Both these perks would fall into general and quite a big bin of “information perks”. Both their descriptions do not give any hint that they would work together. Here is the scenario which happened a lot in my games: You damage one opponent and leave immediately without tracking him down. The opponents will communicate between themselves that you changed your plans, and they will react accordingly by changing positions. Their relocation likely disturbes a bird and you can quickly find and damage the second opponent. The first would likely find a hiding spot to heal, but you switch targets again and track the first guy by his blood drops. But switching targets again encouraged opponents to take strategically better spots and disturb birds, giving you information again. That creates a loop, where you flip flop between reacting to the info those 2 perks give, AND creates a bit of confusion and inefficiency in the opponent team AND they waste time (which is a limited resource) by responding to your changes of targets. (If you were hunting just the first player, like if you had no info perks and were afraid to lose track of the injured guy, all 3 other players would sit on their tasks and feel safe).

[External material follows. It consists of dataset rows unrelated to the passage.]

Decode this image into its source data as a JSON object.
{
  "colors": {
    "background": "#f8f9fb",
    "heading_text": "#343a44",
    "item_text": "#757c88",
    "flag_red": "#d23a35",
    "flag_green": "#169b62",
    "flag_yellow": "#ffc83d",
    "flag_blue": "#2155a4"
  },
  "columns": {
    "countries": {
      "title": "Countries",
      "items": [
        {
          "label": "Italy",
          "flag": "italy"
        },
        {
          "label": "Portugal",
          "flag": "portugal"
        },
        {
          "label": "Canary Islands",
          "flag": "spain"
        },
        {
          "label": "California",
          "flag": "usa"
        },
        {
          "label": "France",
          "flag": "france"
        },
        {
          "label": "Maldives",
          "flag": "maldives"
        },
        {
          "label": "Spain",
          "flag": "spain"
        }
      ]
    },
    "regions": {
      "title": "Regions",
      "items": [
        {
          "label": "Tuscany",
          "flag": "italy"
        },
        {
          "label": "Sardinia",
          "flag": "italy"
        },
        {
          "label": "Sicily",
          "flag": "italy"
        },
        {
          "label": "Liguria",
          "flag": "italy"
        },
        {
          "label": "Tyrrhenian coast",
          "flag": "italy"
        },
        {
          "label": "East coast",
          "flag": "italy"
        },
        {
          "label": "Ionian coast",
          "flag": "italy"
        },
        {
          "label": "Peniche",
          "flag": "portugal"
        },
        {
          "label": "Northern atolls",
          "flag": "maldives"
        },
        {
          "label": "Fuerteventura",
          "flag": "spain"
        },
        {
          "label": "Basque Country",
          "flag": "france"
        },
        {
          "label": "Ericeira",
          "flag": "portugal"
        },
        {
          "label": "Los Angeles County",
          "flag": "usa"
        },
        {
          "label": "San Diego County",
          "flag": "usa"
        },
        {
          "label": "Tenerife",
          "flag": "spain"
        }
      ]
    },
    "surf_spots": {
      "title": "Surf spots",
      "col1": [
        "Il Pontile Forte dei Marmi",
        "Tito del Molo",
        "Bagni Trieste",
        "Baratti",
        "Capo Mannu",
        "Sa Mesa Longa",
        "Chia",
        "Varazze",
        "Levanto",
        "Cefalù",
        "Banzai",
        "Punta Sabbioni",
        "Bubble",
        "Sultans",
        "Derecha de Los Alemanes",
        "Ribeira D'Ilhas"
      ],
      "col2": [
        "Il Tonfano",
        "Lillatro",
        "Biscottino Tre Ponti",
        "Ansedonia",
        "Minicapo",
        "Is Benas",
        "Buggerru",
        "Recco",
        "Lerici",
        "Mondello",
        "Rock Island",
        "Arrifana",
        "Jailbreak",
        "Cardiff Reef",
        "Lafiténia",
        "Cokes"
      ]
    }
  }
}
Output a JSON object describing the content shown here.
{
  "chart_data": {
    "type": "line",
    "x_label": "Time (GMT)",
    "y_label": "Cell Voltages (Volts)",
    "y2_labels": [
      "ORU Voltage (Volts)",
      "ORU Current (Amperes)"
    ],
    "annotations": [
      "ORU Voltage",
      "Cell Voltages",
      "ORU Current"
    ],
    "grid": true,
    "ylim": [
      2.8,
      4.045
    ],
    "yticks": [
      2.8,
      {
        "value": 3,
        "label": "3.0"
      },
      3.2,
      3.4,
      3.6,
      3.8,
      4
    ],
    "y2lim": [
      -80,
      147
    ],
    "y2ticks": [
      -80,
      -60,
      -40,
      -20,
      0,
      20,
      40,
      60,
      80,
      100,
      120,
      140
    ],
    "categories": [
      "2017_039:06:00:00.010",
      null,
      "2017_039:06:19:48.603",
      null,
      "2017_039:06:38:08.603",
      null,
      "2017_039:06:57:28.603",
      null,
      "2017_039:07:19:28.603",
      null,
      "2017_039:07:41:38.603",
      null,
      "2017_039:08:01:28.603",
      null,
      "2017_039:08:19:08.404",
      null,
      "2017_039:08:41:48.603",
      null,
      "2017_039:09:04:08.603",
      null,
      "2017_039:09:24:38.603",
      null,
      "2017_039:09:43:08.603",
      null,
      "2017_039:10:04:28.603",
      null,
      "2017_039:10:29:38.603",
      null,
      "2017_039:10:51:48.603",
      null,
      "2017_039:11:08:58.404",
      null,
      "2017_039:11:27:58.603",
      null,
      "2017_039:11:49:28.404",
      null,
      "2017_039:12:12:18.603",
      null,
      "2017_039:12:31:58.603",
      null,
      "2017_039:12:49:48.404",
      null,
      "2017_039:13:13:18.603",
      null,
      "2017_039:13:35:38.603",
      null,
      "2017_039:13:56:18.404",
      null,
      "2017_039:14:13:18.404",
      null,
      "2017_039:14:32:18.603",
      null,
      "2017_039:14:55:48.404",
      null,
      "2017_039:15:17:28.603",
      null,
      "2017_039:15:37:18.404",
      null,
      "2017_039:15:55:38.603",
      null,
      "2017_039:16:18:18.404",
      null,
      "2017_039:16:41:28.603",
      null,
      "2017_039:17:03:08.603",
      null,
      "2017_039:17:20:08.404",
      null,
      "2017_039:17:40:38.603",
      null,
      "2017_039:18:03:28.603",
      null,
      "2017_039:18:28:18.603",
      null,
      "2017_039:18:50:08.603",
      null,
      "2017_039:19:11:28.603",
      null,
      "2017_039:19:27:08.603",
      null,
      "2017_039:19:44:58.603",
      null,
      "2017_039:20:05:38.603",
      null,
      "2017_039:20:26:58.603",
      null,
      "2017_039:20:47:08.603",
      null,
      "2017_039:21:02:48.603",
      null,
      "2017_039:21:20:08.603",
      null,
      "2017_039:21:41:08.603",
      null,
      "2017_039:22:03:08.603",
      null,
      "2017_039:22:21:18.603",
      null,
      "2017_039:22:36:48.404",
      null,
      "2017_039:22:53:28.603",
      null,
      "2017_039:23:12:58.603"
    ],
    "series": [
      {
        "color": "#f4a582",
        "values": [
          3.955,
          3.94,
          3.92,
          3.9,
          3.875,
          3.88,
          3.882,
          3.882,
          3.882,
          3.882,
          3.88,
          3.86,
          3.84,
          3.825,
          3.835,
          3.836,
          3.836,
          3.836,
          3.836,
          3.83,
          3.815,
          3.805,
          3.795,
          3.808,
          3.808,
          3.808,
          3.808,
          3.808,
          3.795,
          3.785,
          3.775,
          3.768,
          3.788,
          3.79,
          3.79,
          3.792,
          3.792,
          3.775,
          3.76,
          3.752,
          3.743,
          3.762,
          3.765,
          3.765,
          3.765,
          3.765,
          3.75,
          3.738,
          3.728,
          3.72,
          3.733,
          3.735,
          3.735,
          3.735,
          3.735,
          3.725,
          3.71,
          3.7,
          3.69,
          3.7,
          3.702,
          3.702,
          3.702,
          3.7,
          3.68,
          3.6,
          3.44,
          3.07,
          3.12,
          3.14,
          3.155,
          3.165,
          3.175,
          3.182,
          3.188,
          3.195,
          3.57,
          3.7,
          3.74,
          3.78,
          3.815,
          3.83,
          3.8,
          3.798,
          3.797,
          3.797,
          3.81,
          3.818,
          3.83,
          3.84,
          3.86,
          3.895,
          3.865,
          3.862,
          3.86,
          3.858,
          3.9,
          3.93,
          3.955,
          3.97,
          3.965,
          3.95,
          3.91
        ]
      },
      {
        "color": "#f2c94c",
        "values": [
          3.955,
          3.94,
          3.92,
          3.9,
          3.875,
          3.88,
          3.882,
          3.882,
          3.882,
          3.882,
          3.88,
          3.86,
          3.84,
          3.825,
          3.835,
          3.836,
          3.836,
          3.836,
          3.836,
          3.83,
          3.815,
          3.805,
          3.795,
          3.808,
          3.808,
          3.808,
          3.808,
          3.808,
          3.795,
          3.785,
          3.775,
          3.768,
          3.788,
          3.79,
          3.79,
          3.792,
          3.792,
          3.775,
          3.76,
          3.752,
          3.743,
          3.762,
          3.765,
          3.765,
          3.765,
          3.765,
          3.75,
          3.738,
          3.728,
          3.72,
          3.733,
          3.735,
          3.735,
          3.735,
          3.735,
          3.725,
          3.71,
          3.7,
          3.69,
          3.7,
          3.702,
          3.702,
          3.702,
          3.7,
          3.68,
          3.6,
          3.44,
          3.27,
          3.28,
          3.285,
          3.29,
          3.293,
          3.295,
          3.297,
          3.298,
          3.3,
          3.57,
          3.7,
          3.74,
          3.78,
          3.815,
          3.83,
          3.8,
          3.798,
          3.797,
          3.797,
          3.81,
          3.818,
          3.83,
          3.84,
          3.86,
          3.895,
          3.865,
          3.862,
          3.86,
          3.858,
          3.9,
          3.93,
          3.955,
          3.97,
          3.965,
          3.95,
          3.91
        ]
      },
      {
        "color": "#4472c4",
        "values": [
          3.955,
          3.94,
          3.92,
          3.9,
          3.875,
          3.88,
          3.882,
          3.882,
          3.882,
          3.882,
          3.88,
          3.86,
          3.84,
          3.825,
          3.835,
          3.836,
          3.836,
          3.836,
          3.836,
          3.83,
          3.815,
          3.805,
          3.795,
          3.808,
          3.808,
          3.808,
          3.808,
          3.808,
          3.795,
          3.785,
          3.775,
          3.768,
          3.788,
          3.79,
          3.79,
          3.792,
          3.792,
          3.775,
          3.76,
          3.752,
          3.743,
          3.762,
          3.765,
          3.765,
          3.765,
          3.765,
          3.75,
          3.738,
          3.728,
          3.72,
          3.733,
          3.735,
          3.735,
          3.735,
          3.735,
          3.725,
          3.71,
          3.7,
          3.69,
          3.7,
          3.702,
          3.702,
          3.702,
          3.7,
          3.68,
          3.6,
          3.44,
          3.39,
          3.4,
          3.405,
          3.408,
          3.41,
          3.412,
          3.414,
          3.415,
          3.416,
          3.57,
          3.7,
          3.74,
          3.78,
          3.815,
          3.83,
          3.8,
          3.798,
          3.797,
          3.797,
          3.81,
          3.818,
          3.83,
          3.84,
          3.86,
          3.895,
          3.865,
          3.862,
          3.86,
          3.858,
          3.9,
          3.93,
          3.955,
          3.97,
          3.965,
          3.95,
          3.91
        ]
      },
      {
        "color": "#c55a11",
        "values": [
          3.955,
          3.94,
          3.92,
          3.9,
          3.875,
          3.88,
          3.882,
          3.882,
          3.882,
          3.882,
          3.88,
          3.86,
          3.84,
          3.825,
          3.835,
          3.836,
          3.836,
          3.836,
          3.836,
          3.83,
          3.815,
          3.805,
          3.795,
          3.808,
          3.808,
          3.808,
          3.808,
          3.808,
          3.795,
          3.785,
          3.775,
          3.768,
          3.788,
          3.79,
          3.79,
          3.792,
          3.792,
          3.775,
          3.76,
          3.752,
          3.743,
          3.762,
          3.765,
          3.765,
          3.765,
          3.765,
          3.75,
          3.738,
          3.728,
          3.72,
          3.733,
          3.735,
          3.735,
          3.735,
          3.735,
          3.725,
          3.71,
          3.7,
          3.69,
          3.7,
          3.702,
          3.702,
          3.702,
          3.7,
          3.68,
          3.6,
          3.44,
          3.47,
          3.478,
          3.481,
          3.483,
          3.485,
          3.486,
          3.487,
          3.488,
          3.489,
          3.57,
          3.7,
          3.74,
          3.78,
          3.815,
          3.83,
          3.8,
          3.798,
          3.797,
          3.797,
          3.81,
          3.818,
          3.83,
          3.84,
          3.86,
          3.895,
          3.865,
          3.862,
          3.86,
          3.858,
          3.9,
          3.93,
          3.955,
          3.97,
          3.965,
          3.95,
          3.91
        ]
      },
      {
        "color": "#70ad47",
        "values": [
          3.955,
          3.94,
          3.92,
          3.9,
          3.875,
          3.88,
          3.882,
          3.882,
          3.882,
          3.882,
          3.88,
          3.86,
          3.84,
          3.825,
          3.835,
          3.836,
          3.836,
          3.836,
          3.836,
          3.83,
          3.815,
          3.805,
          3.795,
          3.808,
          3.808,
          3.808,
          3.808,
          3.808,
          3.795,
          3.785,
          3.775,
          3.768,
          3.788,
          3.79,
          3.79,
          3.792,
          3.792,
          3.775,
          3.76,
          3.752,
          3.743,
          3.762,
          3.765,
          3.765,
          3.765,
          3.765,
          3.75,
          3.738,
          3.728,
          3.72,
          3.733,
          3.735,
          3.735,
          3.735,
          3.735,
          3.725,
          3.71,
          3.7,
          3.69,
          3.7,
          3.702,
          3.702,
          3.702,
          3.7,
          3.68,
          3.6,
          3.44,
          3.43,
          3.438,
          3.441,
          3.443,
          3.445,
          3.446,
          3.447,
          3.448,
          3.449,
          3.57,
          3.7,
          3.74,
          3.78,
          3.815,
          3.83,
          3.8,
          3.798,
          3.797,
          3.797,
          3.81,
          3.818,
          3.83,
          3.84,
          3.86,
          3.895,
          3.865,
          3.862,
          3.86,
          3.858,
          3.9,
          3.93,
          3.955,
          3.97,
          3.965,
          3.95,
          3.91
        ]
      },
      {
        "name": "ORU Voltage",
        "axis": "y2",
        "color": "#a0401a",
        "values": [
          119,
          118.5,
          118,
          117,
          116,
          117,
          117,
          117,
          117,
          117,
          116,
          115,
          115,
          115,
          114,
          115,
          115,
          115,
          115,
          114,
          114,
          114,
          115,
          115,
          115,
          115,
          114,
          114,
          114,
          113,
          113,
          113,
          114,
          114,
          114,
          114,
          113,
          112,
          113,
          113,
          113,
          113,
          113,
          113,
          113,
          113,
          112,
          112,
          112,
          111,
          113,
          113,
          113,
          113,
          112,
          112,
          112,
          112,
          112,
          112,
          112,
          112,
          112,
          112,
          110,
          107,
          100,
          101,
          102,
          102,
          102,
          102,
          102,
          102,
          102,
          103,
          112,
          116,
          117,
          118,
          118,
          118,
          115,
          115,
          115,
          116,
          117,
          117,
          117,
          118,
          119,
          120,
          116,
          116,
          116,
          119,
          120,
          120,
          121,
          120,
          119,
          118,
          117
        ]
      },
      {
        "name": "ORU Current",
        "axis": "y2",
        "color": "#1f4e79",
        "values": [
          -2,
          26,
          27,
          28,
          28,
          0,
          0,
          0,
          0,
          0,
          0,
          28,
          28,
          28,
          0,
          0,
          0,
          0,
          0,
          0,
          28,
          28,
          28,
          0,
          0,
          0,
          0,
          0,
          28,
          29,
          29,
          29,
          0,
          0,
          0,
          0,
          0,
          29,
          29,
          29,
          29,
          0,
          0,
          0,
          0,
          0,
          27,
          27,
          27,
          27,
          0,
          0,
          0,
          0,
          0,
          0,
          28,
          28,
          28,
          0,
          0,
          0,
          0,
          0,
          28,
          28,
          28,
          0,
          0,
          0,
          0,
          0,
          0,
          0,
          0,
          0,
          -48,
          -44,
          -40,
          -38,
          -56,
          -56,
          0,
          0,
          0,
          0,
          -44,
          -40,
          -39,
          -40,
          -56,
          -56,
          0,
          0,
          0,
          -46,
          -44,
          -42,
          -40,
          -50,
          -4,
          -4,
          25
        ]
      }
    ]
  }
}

Many perks in the game are not like “get +x% to y stat”. They introduce a new mechanic. If all perks woul give some numerical benefit to the stats, I think it would be possible to use Wolfram language to solve a system of 100+ equations.
Part 2. Thanks for the video right on topic. I did not know the problem is called Full factorial analysis.
The video shows a problem with 3 slots and 2 possible values for each slot. Those values can repeat (LHH). In my problem there are 4 slots, and 116 possible unique categorical values, which cannot repeat from slot to slot. I do not understand the principles of scaling here. Soo, I build a table, such than any column contains equal observations while having and not having a perk. I don’t quite understand how the table is generated, but thanks for the food for thought, I’ll dig in this direction.
http://neilsloane.com/doc/cent4.html According to this page, all tables have unsuitable “orientation”. For example, there is a table with 99 factors and 2 levels, but the task would need 4 factors and 116 levels. The amount of levels must be much bigger.